Data flow Analysis IV - Foundations I

Layout of contents:

  • Iterative Algorithm, Another view
  • Partial Order
  • Upper and Lower Bounds
  • Lattice, Semilattice, Complete and Product Lattice
  • Data Flow Analysis Framework via Lattice
  • Monotonicity and Fixed Point Theorem
  • Relate Iterative Algorithm to Fixed Point Theorem
  • May/Must Analysis, A Lattice View
  • Distributivity and MOP
  • Constant Propagation
  • Worklist Algorithm

View Iterative Algorithm in Another Way

  • Given a CFG(a program) with k nodes, the iterative algorithm updates OUT[n] for every node in each iteration.
  • Assume the domain of the values in data flow analysis is V, then we can define a k-tuple:

$$ (OUT[n_1],OUT[n_2],…,OUT[n_k]) $$

as an element of set (V1 * V2 * … * Vk), denoted as V^k ,to hold the values of the analysis after each iteration.

  • Each iteration can be considered as taking an action to map an element of V^k to a new element of V^k, through applying the transfer functions and control-flow handling, abstracted as a function F: V^k -> V^k

  • When we reach a fixed point in F, we terminate in this algorithm.

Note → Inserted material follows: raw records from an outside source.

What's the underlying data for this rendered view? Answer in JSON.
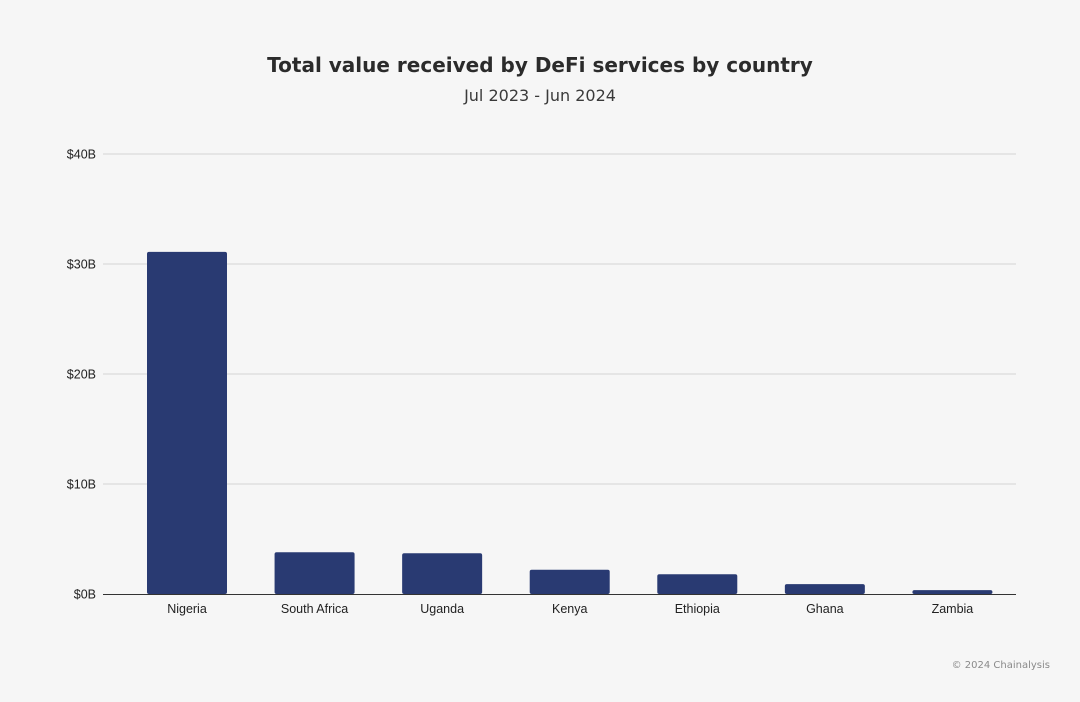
{
  "chart_data": {
    "type": "bar",
    "title": "Total value received by DeFi services by country",
    "subtitle": "Jul 2023 - Jun 2024",
    "xlabel": "",
    "ylabel": "",
    "categories": [
      "Nigeria",
      "South Africa",
      "Uganda",
      "Kenya",
      "Ethiopia",
      "Ghana",
      "Zambia"
    ],
    "values": [
      31.1,
      3.8,
      3.7,
      2.2,
      1.8,
      0.9,
      0.35
    ],
    "unit": "$B",
    "ylim": [
      0,
      40
    ],
    "yticks": [
      0,
      10,
      20,
      30,
      40
    ],
    "ytick_labels": [
      "$0B",
      "$10B",
      "$20B",
      "$30B",
      "$40B"
    ],
    "grid": true,
    "legend": "none",
    "bar_color": "#293a72"
  },
  "footer": {
    "copyright": "© 2024 Chainalysis"
  }
}
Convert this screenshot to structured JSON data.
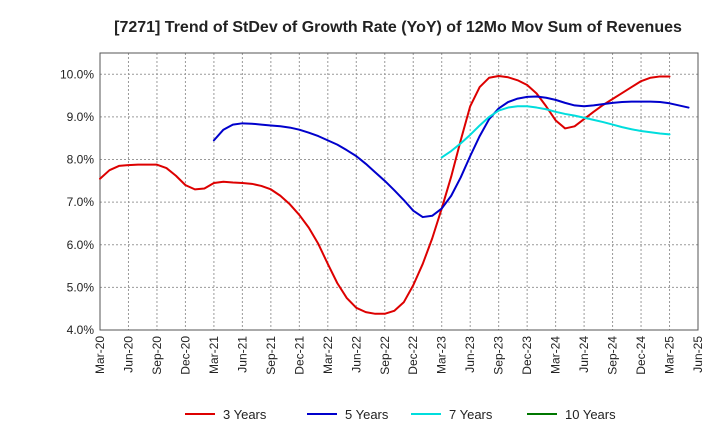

The iterative algorithm is also called IN/OUT equation system

Properties of F

  • Is the algorithm guaranteed to terminate or reach the fixed point, or does it always have a solution ?
  • If so, is there only one fixed point? If more than one, which one is the best (more precise) ?
  • When will the algorithm reach the fixed point? (Worst-case time consumption)

We will have a look at these problems in the latter part of this lecture.

Partial Order

Poset(p, op): Reflexivity, Antisymmetry, Transitivity

Partial means that for a pair of set elements in P, they could be incomparable; in other words, not necessary that every pair of set elements must satisfy the ordering.

Upper and Lower Bounds

Given a poset (P, $\sube$) and its subset S that S is a subset of P, we say that:

  • u in P is an upper bound of S, if for every x in S, x $\sube$ u.
  • l in P is an lower bound of S, if for every x in S, l $\sube$ x

Then we can define the least upper bound $\sqcup$S and the greatest lower bound $\sqcap$S.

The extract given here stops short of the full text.